Каким бы Итиро ни был усталым, он черпал силы, глядя на маленькую «дарума». «Дарума» — это покрытая красным лаком кукла, наподобие ваньки-встаньки; ее можно часто увидеть в японских домах. Летом 1955 года, участвуя в большой кампании по сбору подписей против испытаний атомного оружия, Итиро познакомился с знаменитыми японскими борцами «сумо», выступавшими в то время в Хиросиме. Однажды он явился за кулисы, чтобы получить от «сумо» подписи. «Звезда» труппы борцов гигант и добряк Тотинисики подарил Кавамото ваньку-встаньку и согласно японскому обычаю написал на правом глазу куклы несколько слов, выражавших его самое сильное желание. Надпись гласила: «Пусть наконец наступит мир!»

О «дарума» в Японии существует поговорка: «Нана — короби-я-оки» («Даже если ты упадешь семь раз, то и на восьмой встанешь!»).

— Правда, теперь у меня нет ваньки-встаньки, — рассказывал мне Кавамото, — кто-то из ребят все же выклянчил ее у меня.

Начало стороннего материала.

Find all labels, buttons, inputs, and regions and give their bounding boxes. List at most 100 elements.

Но эта игрушка и по сей день служит мне примером. Я поклялся себе: что бы ни случилось со мной, сколько бы раз меня ни сшибали с ног, я все равно вскочу опять.

4

Время от времени кто-либо из жертв атомной бомбы — старых знакомых, а то и подопечных Итиро и Токиэ — умирал от последствий лучевой болезни. Таких случаев становилось все больше, хотя со дня «пикадона» прошло уже много лет. И каждый раз Токиэ и Итиро казалось, что от них ушел близкий человек. Но ни одна смерть не потрясла их так сильно, как смерть Садако Сасаки — двенадцатилетней девочки, которую Кавамото знал уже очень давно, так как маленькая парикмахерская ее отца находилась рядом с домом «Союза христианских молодых людей» и Итиро встречал девочку чуть ли не каждый день. За несколько месяцев до своей внезапной болезни она также стала членом этого союза и приняла участие в велосипедной эстафете по маршруту Токио — Хиросима.

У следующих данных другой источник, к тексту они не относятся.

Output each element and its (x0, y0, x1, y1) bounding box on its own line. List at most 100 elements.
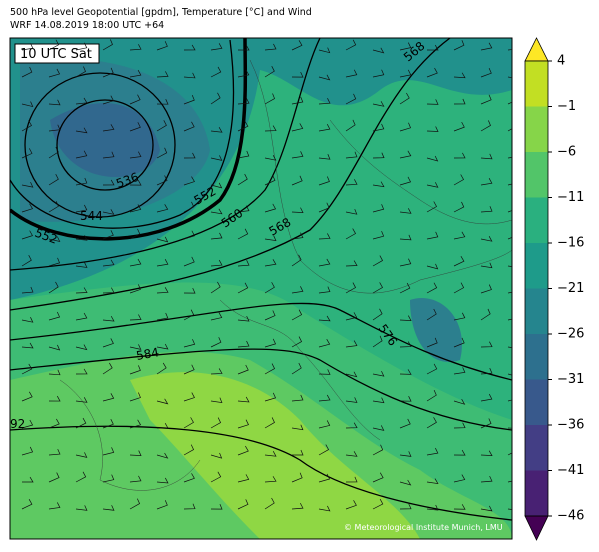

Японское поверье гласит, что, если человек, находящийся при смерти, вырежет из бумаги тысячу журавлей, он избегнет опасности. Когда состояние Садако резко ухудшилось, она храбро взялась за работу и вскоре над ее больничной кроватью появилось что-то вроде балдахина из тонких шнурков, на которых покачивались маленькие бумажные журавлики. Но, когда больная принялась за шестисотого журавля, силы начали покидать ее. На шестьсот сорок четвертом журавле девочке пришлось прервать свою работу. Ее последние слова были: «Папа и мама, прошу вас, не плачьте!»

Смерть Садако произвела на хиросимцев особенно сильное впечатление еще и потому, что за день до этого, 24 октября 1955 года, от той же болезни скончался другой «атомный ребенок» — пятнадцатилетний мальчик Норие Хирота. Уже тот факт, что взрослые до сих пор страдали от последствий атомной бомбардировки, был достаточно ужасен. А теперь еще оказалось, что и дети, которым в конце войны едва исполнилось несколько лет или даже несколько месяцев, должны расплачиваться за вину предшествующего поколения — поколения своих родителей, участвовавшего в мировой войне. Разве это не было вершиной несправедливости?